Crude Oil Futures
Fundamental Analysis

Oil Prices Fall 1% as Investors Worry Over Fed’s Policy

  • Risk appetite fell on Wednesday as investors panicked due to a spike in US Treasury yields.
  • Recent US data shows that the Fed might have to keep interest rates higher for longer.
  • Crude inventories fell by 6.49 million barrels, beating.

Oil prices fell by 1% on Wednesday as investors worried about fuel demand due to the Fed’s higher-for-longer policy outlook. At the same time, a rally in the dollar made oil expensive for overseas buyers, leading to a drop in demand.

Oil vs dollar (Source: Nymex, Bloomberg)

Oil vs dollar (Source: Nymex, Bloomberg)

Risk appetite fell on Wednesday as investors panicked due to a spike in US Treasury yields. As a result, they dumped equities and commodities and ran for safer assets like the dollar. The rally in yields reflected expectations for interest rates. At the same time, it came after a poor debt auction in the US. 

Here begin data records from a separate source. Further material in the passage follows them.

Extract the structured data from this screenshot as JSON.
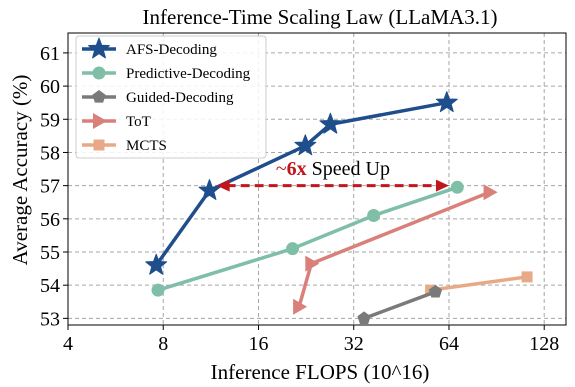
{
  "chart_data": {
    "type": "line",
    "title": "Inference-Time Scaling Law (LLaMA3.1)",
    "xlabel": "Inference FLOPS (10^16)",
    "ylabel": "Average Accuracy (%)",
    "x_scale": "log2",
    "xlim": [
      4,
      150
    ],
    "ylim": [
      52.8,
      61.6
    ],
    "xticks": [
      4,
      8,
      16,
      32,
      64,
      128
    ],
    "xtick_labels": [
      "4",
      "8",
      "16",
      "32",
      "64",
      "128"
    ],
    "yticks": [
      53,
      54,
      55,
      56,
      57,
      58,
      59,
      60,
      61
    ],
    "ytick_labels": [
      "53",
      "54",
      "55",
      "56",
      "57",
      "58",
      "59",
      "60",
      "61"
    ],
    "grid": true,
    "legend_position": "top-left",
    "series": [
      {
        "name": "AFS-Decoding",
        "color": "#1f4e8c",
        "marker": "star",
        "x": [
          7.6,
          11.2,
          22.5,
          27.0,
          63.0
        ],
        "y": [
          54.6,
          56.85,
          58.2,
          58.85,
          59.5
        ]
      },
      {
        "name": "Predictive-Decoding",
        "color": "#7fbfa8",
        "marker": "circle",
        "x": [
          7.7,
          20.5,
          37.0,
          68.0
        ],
        "y": [
          53.85,
          55.1,
          56.1,
          56.95
        ]
      },
      {
        "name": "Guided-Decoding",
        "color": "#7a7a7a",
        "marker": "pentagon",
        "x": [
          34.5,
          58.0
        ],
        "y": [
          53.0,
          53.8
        ]
      },
      {
        "name": "ToT",
        "color": "#d9807a",
        "marker": "triangle-right",
        "x": [
          21.5,
          23.5,
          86.0
        ],
        "y": [
          53.35,
          54.65,
          56.8
        ]
      },
      {
        "name": "MCTS",
        "color": "#e8aa86",
        "marker": "square",
        "x": [
          56.0,
          113.0
        ],
        "y": [
          53.85,
          54.25
        ]
      }
    ],
    "annotations": [
      {
        "type": "double-arrow",
        "color": "#c0161c",
        "x_from": 11.8,
        "x_to": 64.0,
        "y": 57.0
      },
      {
        "type": "text",
        "prefix": "~",
        "highlight": "6x",
        "suffix": " Speed Up",
        "x": 27.5,
        "y": 57.5,
        "color": "#c0161c"
      }
    ]
  }
}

Recent US data shows that the Fed might have to keep interest rates higher for longer to tame inflation. Business activity was better than expected in the manufacturing and services sectors, and consumer confidence soared in May. If the economy remains robust, prices will stay high, and the Fed will hesitate to cut interest rates.

High borrowing costs negatively impact oil demand. Consequently, the prospect of higher rates for a longer period is bearish for oil. Notably, the US consumer confidence report showed lingering inflation worries, with many consumers expecting high interest rates over the next year. This outlook will be tested on Friday when the US releases its core PCE price index report. Economists expect inflation to remain steady from the previous month. 

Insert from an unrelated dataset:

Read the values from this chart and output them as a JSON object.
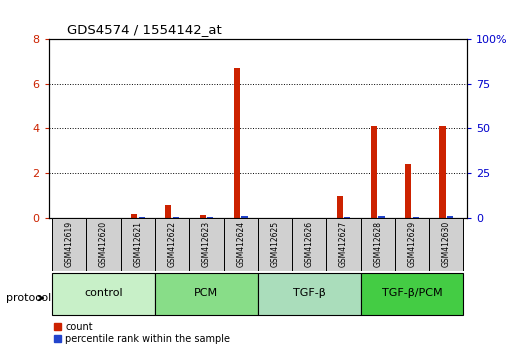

Meanwhile, crude inventories data showed robust demand in the last week, putting a floor on oil declines. According to American Petroleum Institute data, inventories fell by 6.49 million barrels compared to forecasts for a 1.9 million barrel drop. However, Energy Information Administration data was delayed due to the US holiday on Monday.

Elsewhere, analysts believe members will maintain production cuts at the OPEC+ meeting on Sunday. Any surprise changes in policy could cause significant market volatility. 

The International Monetary Fund upgraded its forecast for China’s economic growth this year from 4.6% to 5% after a solid Q1. This is bullish for oil, as a stronger economy could increase China’s fuel consumption.

In the Middle East, tensions continued as Israel raided Rafah and said the war would go on all year. This means that the risk of an escalation will remain, keeping traders cautious.